Publié le
mercredi, 26 octobre 2016 dans
Libertés
Depuis plusieurs jours et plusieurs nuits, les policiers défilent dans les rues sans déclaration préalable, pour certains cagoulés, voire avec leurs véhicules de fonctions, leurs insignes et parfois leurs armes de service. Depuis le 25 octobre 2016, ils ont choisi de se rassembler devant les Palais de Justice à l’appel de certains de leurs syndicats (ALLIANCE, UNSA).
Ni le caractère dramatique de l’événement déclencheur de ce mouvement, ni les difficultés avérées des conditions de travail de nombre de policiers, ne rendent acceptable cette volonté désormais officielle d’intimider l’institution judiciaire.
Les revendications portant sur les moyens matériels (commissariats, voitures, équipements de protection) ou sur les conditions de travail (RTT, congés, sous-effectifs, paie), laissent place à une explosion des revendications politiques à l’égard, notamment, de la magistrature, taxée de faire preuve de « tolérance, complaisance, laisser-aller, laxisme », mais également à l’égard des avocats, « complices de ce laxisme ».
Au mépris de l’indépendance nécessaire de la Justice et de la séparation des pouvoirs, ces actions ont manifestement pour objectif d’exercer une pression en faveur d’une politique pénale toujours plus répressive et d’inciter le gouvernement à brider davantage la magistrature.
Contrairement aux affirmations policières, les statistiques, les chiffres record de la surpopulation pénale, montrent que l’institution judiciaire n’est pas, épargnée par cette tendance sécuritaire et fait au contraire preuve d’une surdité grandissante aux questions sociétales à l’égard desquelles le tout carcéral serait l’unique et utile réponse.
Au demeurant, le rôle de la justice n’est pas de tenter d’apaiser une soif inextinguible de répression et de vengeance, que se plait à aviver l’extrême droite sous toutes ses formes.

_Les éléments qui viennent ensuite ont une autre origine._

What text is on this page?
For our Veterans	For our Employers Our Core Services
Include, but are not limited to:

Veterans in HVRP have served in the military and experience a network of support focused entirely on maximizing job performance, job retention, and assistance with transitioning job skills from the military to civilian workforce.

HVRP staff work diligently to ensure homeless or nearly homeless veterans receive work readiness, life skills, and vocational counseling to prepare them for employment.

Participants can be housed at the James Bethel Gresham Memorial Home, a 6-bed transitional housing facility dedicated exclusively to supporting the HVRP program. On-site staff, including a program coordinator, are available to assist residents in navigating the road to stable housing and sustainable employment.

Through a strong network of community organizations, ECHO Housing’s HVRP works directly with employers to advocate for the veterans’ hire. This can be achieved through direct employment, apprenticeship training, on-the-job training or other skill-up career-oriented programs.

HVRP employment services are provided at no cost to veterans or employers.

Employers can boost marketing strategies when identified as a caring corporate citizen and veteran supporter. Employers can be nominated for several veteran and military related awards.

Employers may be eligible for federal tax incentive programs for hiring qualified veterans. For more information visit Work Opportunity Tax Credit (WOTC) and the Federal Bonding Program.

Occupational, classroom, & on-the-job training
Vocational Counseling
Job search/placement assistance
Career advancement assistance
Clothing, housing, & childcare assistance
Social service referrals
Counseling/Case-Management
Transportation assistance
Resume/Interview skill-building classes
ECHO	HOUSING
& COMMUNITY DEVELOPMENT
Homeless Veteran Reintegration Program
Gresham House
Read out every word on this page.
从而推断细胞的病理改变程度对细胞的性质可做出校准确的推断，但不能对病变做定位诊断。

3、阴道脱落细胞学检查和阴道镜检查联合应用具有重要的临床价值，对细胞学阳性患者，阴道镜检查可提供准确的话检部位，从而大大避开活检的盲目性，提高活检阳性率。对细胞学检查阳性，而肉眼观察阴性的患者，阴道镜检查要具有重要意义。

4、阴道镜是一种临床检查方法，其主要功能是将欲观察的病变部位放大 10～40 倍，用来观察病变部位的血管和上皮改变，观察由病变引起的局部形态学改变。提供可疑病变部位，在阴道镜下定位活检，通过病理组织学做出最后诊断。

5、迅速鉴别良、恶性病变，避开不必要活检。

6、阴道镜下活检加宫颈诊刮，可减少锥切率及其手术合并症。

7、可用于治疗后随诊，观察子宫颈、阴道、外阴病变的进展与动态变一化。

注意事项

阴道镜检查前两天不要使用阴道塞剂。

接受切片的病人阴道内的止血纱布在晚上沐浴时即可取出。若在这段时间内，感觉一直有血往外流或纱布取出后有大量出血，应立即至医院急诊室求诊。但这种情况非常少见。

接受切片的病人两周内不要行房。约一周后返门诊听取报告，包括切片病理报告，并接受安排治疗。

Face à cela, les politiques ne semblent avoir d’autre réaction que de se montrer tolérants, compréhensifs, et de se contenter d’assurer que les auteurs d’actions contre les policiers seront sévèrement punis.
Cette attitude du pouvoir, oublieuse notamment de ce que le Président de la République est constitutionnellement le garant de l’indépendance de l’autorité judiciaire (article 64 de la Constitution), est symptomatique du glissement des gouvernants vers une logique de jusqu’au-boutisme sécuritaire.
Le fait que ces réactions policières surviennent peu de jours après qu’ait fuité la phrase du Président de la République sur les magistrats interroge également sur le positionnement du premier d’entre eux.
Quand certains tracts, laissés sur les murs des tribunaux, proclament « Policiers agressés – République en danger », il est utile de rappeler que si les agressions de policiers mettent en danger les policiers, et affectent le maintien de l’ordre, ce sont les manifestations illégales de policiers et leur tentative d’intimidation de toute l’institution judiciaire qui mettent, elles, en danger la Démocratie et l’État de droit.